The Enactment of Teacher Leadership: A Case Study in the Eenhana School Circuit, Namibia

Type Thesis or Dissertation - Master of Education
Title The Enactment of Teacher Leadership: A Case Study in the Eenhana School Circuit, Namibia
Author(s)
Publication (Day/Month/Year) 2011
URL http://citeseerx.ist.psu.edu/viewdoc/download?doi=10.1.1.958.7062&rep=rep1&type=pdf
Abstract
Since independence in Namibia in 1990, schools have been required to transform themselves
from hierarchical organisations with autocratic leadership to more democratic forms of
leadership which allow greater participation in leadership by teachers. This shift assumes that
effective leadership and management of schools can secure and sustain school improvement.
Against this backdrop, the purpose of my study was to explore the enactment of teacher
leadership in three public schools in the Eenhana circuit of the Ohangwena region in Namibia
and to examine the factors that enhance or inhibit this enactment.

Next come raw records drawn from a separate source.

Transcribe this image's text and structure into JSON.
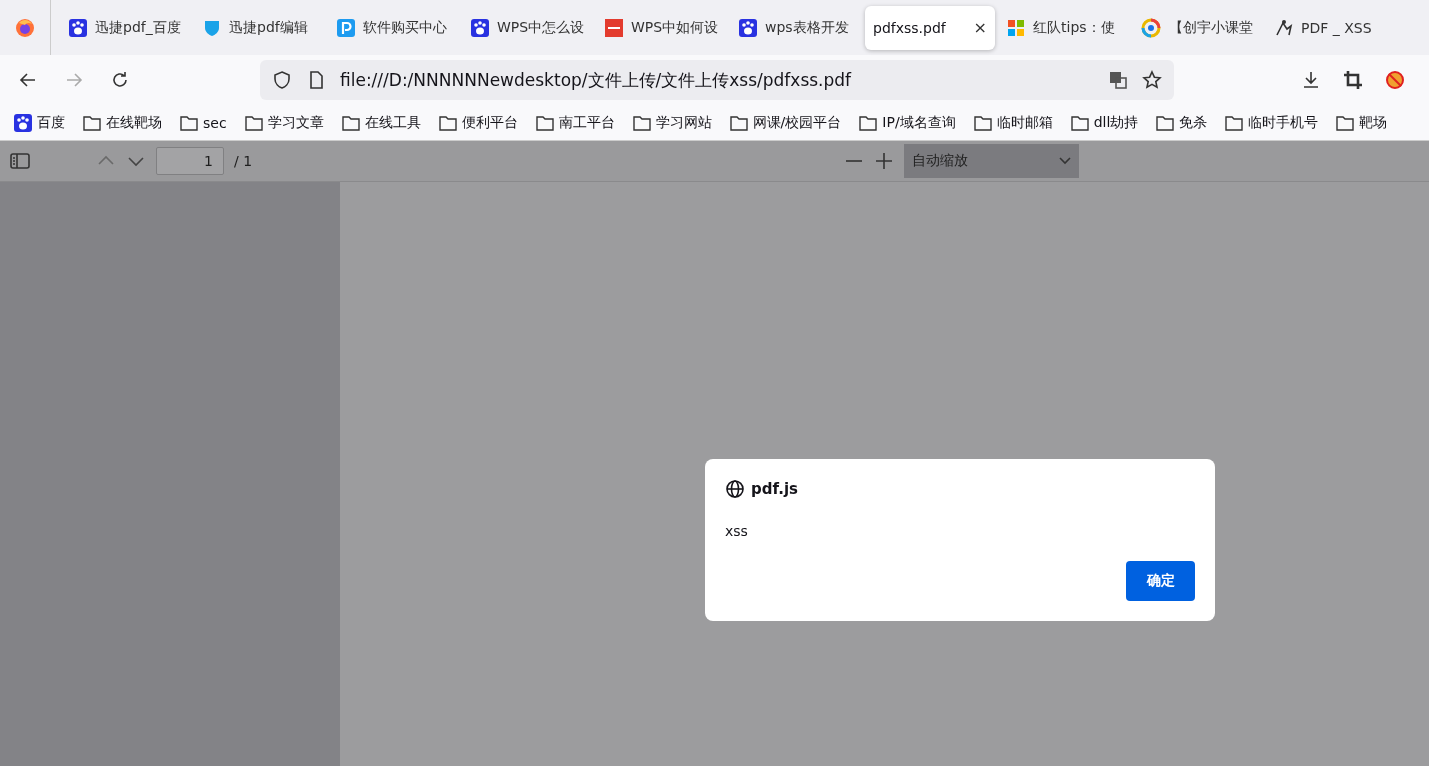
{
  "tabs": [
    {
      "title": "迅捷pdf_百度",
      "kind": "paw",
      "selected": false
    },
    {
      "title": "迅捷pdf编辑",
      "kind": "shield",
      "selected": false
    },
    {
      "title": "软件购买中心",
      "kind": "letter",
      "selected": false
    },
    {
      "title": "WPS中怎么设",
      "kind": "paw",
      "selected": false
    },
    {
      "title": "WPS中如何设",
      "kind": "wps",
      "selected": false
    },
    {
      "title": "wps表格开发",
      "kind": "paw",
      "selected": false
    },
    {
      "title": "pdfxss.pdf",
      "kind": "none",
      "selected": true,
      "close": "×"
    },
    {
      "title": "红队tips：使",
      "kind": "squares",
      "selected": false
    },
    {
      "title": "【创宇小课堂",
      "kind": "ring",
      "selected": false
    },
    {
      "title": "PDF _ XSS",
      "kind": "figure",
      "selected": false
    }
  ],
  "address": {
    "url": "file:///D:/NNNNNNewdesktop/文件上传/文件上传xss/pdfxss.pdf"
  },
  "bookmarks": [
    {
      "label": "百度",
      "kind": "paw"
    },
    {
      "label": "在线靶场",
      "kind": "folder"
    },
    {
      "label": "sec",
      "kind": "folder"
    },
    {
      "label": "学习文章",
      "kind": "folder"
    },
    {
      "label": "在线工具",
      "kind": "folder"
    },
    {
      "label": "便利平台",
      "kind": "folder"
    },
    {
      "label": "南工平台",
      "kind": "folder"
    },
    {
      "label": "学习网站",
      "kind": "folder"
    },
    {
      "label": "网课/校园平台",
      "kind": "folder"
    },
    {
      "label": "IP/域名查询",
      "kind": "folder"
    },
    {
      "label": "临时邮箱",
      "kind": "folder"
    },
    {
      "label": "dll劫持",
      "kind": "folder"
    },
    {
      "label": "免杀",
      "kind": "folder"
    },
    {
      "label": "临时手机号",
      "kind": "folder"
    },
    {
      "label": "靶场",
      "kind": "folder"
    }
  ],
  "pdf_toolbar": {
    "page": "1",
    "page_count": "/ 1",
    "zoom": "自动缩放"
  },
  "dialog": {
    "origin": "pdf.js",
    "message": "xss",
    "button": "确定"
  }
}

My study, located in the Namibian schooling system, was a replication of a multi-case study
project conducted in South Africa during 2008-2009 by 11 Master of Education students at the
University of KwaZulu-Natal. My study was conducted within a qualitative interpretive
paradigm and I adopted a case study of three Namibian schools with three teacher leaders per
school as the unit of analysis. As in the original study, the instruments that I used to collect the
data included a survey questionnaire, focus group interviews, individual interviews, selfreflective
journals, observations and document analysis. All the educators, including the three
teacher leaders at each of the three schools completed questionnaires following which the three
teacher leaders at each school were interviewed using a semi-structured focus group interview
method. The teacher leaders also provided information through journal writing. In addition, these
teacher leaders were observed and I examined the school documents, such as minutes of
meetings, to find out how they engaged in leadership roles in their institutions. Semi-structured
individual interviews were also conducted with the principal and the secretary of each of the
three selected schools to acquire contextual information about the schools. The Statistical
Package of Social Sciences was used to analyse the quantitative data while qualitative data were
analysed using thematic content analysis and, in particular, a model of teacher leadership (Grant,
2008).
The findings of my study indicated that, although teacher leadership was a new concept to the
majority of educators who took part in my study, teacher leadership was enacted at all the three
schools. Teacher leadership was enacted differently at each of the three schools depending on the
v
culture and structure of each school. At School A, teacher leadership was enacted successfully
across the first three zones of the model within a dispersed distributed framing. At School B,
teacher leadership was restricted to the first two zones, in the classroom and with other teachers
and learners with little leadership distribution. At Schools C, teacher leadership was evident
across all four zones of the model and classified as emergent with a dispersed distributed
leadership framing. Barriers that prevented the development of teacher leadership in these
schools were experienced as time, hierarchical structure, an autocratic principal and the
exclusion of teachers in chairing of meetings. Factors that enhanced teacher leadership included
collaborative and collegial cultures, teamwork, good communication, shared vision,
collaborative decision-making, teachers-led initiatives and the involvement of learners in
leadership roles. The dissertation concludes with recommendations for further research and
practice in relation to the concepts of teacher leadership and distributed leadership in Namibia.